The Linux kernel swaps out most pages from memory when I run an application that uses most of the 16GB of physical memory. After the application finishes, every action (typing commands, switching workspaces, opening a new web page, etc.) takes very long to complete because the relevant pages first need to be read back in from swap.

Is there a way to tell the Linux kernel to copy pages from swap back into physical memory without manually touching (and waiting for) each application?

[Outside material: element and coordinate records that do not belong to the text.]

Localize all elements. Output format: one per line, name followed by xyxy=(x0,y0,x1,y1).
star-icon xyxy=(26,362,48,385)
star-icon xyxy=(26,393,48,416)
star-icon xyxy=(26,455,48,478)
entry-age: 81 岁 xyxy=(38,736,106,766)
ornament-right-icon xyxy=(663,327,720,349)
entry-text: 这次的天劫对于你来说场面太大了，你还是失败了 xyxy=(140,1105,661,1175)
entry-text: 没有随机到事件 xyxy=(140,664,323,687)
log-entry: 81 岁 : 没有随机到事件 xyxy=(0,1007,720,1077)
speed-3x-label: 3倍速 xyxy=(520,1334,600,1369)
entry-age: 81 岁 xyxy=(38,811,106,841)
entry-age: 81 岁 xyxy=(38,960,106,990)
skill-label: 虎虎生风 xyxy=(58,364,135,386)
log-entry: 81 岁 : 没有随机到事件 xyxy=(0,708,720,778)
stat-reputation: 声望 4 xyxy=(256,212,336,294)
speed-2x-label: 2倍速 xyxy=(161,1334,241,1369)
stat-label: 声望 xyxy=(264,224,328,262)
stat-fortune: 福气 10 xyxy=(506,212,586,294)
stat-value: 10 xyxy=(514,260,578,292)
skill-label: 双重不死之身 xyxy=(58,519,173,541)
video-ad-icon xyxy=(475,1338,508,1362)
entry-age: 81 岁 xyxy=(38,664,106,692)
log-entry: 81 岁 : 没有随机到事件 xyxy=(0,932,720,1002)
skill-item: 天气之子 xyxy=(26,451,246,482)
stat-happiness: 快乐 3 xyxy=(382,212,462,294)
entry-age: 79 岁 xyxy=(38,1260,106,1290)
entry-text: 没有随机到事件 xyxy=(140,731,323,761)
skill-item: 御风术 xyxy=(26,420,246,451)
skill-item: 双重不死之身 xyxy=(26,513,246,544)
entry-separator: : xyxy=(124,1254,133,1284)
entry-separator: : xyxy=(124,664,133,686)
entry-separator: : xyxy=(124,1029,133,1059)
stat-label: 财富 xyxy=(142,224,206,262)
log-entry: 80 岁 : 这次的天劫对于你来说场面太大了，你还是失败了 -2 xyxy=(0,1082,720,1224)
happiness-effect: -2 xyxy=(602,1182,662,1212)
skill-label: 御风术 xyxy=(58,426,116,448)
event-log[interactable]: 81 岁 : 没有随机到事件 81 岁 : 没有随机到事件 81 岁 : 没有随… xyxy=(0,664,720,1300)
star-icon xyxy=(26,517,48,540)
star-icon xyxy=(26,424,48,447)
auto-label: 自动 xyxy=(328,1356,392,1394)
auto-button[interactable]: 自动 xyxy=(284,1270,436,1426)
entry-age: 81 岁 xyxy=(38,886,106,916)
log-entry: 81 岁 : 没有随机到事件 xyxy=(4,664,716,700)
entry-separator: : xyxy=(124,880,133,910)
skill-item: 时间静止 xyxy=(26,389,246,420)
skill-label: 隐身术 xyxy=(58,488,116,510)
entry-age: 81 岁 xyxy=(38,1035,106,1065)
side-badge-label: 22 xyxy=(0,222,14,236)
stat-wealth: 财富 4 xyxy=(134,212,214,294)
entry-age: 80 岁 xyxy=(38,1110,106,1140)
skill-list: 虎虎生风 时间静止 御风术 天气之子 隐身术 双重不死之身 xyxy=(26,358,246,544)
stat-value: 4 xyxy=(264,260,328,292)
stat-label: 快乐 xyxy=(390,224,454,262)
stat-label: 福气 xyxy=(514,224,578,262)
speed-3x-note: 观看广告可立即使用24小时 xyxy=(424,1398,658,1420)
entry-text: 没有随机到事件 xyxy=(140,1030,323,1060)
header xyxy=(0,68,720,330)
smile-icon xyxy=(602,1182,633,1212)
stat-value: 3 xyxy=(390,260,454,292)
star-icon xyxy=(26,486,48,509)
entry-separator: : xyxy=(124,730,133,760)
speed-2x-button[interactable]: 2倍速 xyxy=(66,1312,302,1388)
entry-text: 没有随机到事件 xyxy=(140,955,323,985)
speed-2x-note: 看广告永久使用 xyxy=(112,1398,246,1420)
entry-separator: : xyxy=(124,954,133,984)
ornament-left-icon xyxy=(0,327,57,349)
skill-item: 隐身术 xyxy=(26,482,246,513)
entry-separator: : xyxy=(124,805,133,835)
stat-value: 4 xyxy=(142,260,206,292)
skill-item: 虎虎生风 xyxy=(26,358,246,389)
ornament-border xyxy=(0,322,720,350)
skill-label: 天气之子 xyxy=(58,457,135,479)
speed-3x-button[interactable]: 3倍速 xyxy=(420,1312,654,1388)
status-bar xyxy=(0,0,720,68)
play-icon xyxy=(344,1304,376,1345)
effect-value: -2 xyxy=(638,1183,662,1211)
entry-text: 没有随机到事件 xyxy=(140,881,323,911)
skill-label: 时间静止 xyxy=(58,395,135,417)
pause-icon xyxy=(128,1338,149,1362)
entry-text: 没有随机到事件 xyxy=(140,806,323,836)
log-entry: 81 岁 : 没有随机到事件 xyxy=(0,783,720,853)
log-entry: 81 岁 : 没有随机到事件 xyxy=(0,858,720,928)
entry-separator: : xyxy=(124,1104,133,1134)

I run lots of applications so the wait is always painful.

I often use swapoff -a && swapon -a to make the system responsive again, but this clears the pages from swap, so they need to be written again the next time I run the script.

Is there a kernel interface, perhaps using sysfs, to instruct the kernel to read all pages from swap?

Edit: I am indeed looking for a way to make all of swap swapcached. (Thanks derobert!)

[P.S.
serverfault.com/questions/153946/… and serverfault.com/questions/100448/… are related topics but do not address the question of how to get the Linux kernel to copy pages from swap back into memory without clearing swap.]

Best Answer

Based on memdump program originally found here I've created a script to selectively read specified applications back into memory. remember:

#!/bin/bash
declare -A Q
for i in "$@"; do
    E=$(readlink /proc/$i/exe);
    if [ -z "$E" ]; then
        #echo skipped $i;
        continue;
    fi
    if echo $E | grep -qF memdump; then
        #echo skipped $i >&2;
        continue;
    fi
    if [ -n "${Q[${E}]}" ]; then
        #echo already $i >&2;
        continue;
    fi
    echo "$i $E" >&2
    memdump $i 2> /dev/null
    Q[$E]=$i
done | pv -c -i 2 > /dev/null

Usage: something like

# ./remember $(< /mnt/cgroup/tasks )
1 /sbin/init
882 /bin/bash
1301 /usr/bin/hexchat
...
2.21GiB 0:00:02 [ 1.1GiB/s] [  <=>     ]
...
6838 /sbin/agetty
11.6GiB 0:00:10 [1.16GiB/s] [      <=> ]
...
23.7GiB 0:00:38 [ 637MiB/s] [   <=>    ]
# 

It quickly skips over non-swapped memory (gigabytes per second) and slows down when swap is needed.